Pike’s business carries MasterGuard fire safety products.

She is an independent authorized dealer for the company, which states on its website that through its network of independent authorized dealers, the company been educating families about the devastating effects of home fires since 1971. “Our seminars and one-on-one counseling have taught thousands of families how to escape the ravages of a fire,” the website states.

Thomas, who is on disability, said his wife is the primary owner of the business but he assists with the presentations.
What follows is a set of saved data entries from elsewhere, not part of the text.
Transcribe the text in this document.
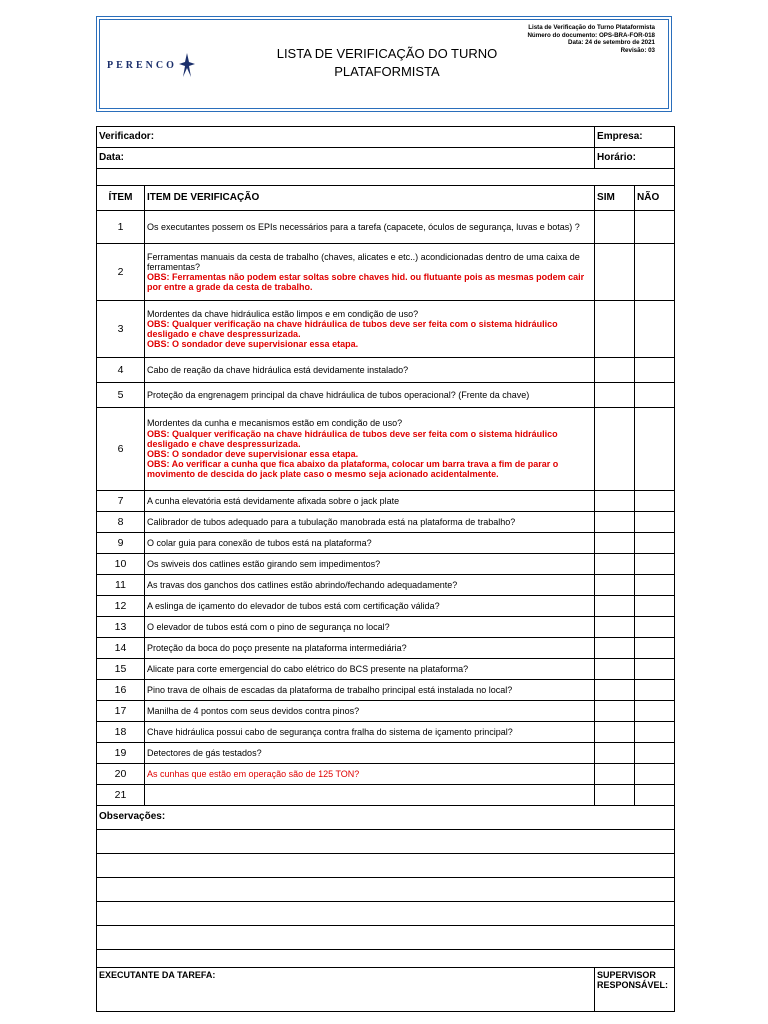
PERENCO
LISTA DE VERIFICAÇÃO DO TURNO
PLATAFORMISTA
Lista de Verificação do Turno Plataformista
Número do documento: OPS-BRA-FOR-018
Data: 24 de setembro de 2021
Revisão: 03
Verificador:		Empresa:	
Data:		Horário:	

ÍTEM	ITEM DE VERIFICAÇÃO	SIM	NÃO
1	Os executantes possem os EPIs necessários para a tarefa (capacete, óculos de segurança, luvas e botas) ?		

2	Ferramentas manuais da cesta de trabalho (chaves, alicates e etc..) acondicionadas dentro de uma caixa de ferramentas?
OBS: Ferramentas não podem estar soltas sobre chaves hid. ou flutuante pois as mesmas podem cair por entre a grade da cesta de trabalho.		

3	Mordentes da chave hidráulica estão limpos e em condição de uso?
OBS: Qualquer verificação na chave hidráulica de tubos deve ser feita com o sistema hidráulico desligado e chave despressurizada.
OBS: O sondador deve supervisionar essa etapa.		

4	Cabo de reação da chave hidráulica está devidamente instalado?		

5	Proteção da engrenagem principal da chave hidráulica de tubos operacional? (Frente da chave)		

6	Mordentes da cunha e mecanismos estão em condição de uso?
OBS: Qualquer verificação na chave hidráulica de tubos deve ser feita com o sistema hidráulico desligado e chave despressurizada.
OBS: O sondador deve supervisionar essa etapa.
OBS: Ao verificar a cunha que fica abaixo da plataforma, colocar um barra trava a fim de parar o movimento de descida do jack plate caso o mesmo seja acionado acidentalmente.		

7	A cunha elevatória está devidamente afixada sobre o jack plate		

8	Calibrador de tubos adequado para a tubulação manobrada está na plataforma de trabalho?		

9	O colar guia para conexão de tubos está na plataforma?		

10	Os swiveis dos catlines estão girando sem impedimentos?		

11	As travas dos ganchos dos catlines estão abrindo/fechando adequadamente?		

12	A eslinga de içamento do elevador de tubos está com certificação válida?		

13	O elevador de tubos está com o pino de segurança no local?		

14	Proteção da boca do poço presente na plataforma intermediária?		

15	Alicate para corte emergencial do cabo elétrico do BCS presente na plataforma?		

16	Pino trava de olhais de escadas da plataforma de trabalho principal está instalada no local?		

17	Manilha de 4 pontos com seus devidos contra pinos?		

18	Chave hidráulica possui cabo de segurança contra fralha do sistema de içamento principal?		

19	Detectores de gás testados?		

20	As cunhas que estão em operação são de 125 TON?		

21	

Observações:			

EXECUTANTE DA TAREFA:		SUPERVISOR RESPONSÁVEL:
He said in the down economy, convincing people to even go to the free dinner is a tough sell.

“Dinner can add up to $300 to $500,” he said. “Between the taxes and the (business) license, to be honest, we make a little profit, but not much.”

But he said they continue offering the presentations because they are providing a public service.

Q: What products or services do you provide?

A: Thomas Pike: I just help out a little. We go to different restaurants and give a presentation show on film, and tell people if they are interested in our products, they can invite us to their homes to see what they need. We’ll go set up (in the restaurant). We have a big screen TV and show a film to them, primetime news, which talks about fire safety. We educate them about how to get out of home. We educate them on making sure they have a meeting spot, and show kids how to get out of the home. Burns are the third leading cause of deaths in U.S.

Q: Who are your key leaders?

A: My wife.

Q: How many people do you employ?

A: Just her.

Q: When were you established?

A: Three-and-a-half years ago.

Q: What’s your business philosophy?

A: We save one family at a time. We protect one family at a time.

Q: What makes your business unique?

A: I think what makes our business unique is there’s not many people out there trying to educate people (on fire safety).

Q: What changes do you expect for your company in coming years?

A: We want to expand, but if the economy doesn’t pick up, we can’t do anything. One of the biggest problems we have is when we do a demonstration we try and invite 30 people, but people procrastinate so much because of the economy.

Q: Why did you pick Rocky Mount as a place to do business?

A: It’s our home.

Q: How has your company grown in the last several years?

A: Debbie Pike: We started having more dinners with more people, and then, like my husband said, the economy started getting bad. ... A lot of times when we call up, people will say, ‘What is the catch?’ There is no catch. We want to educate people on fire safety.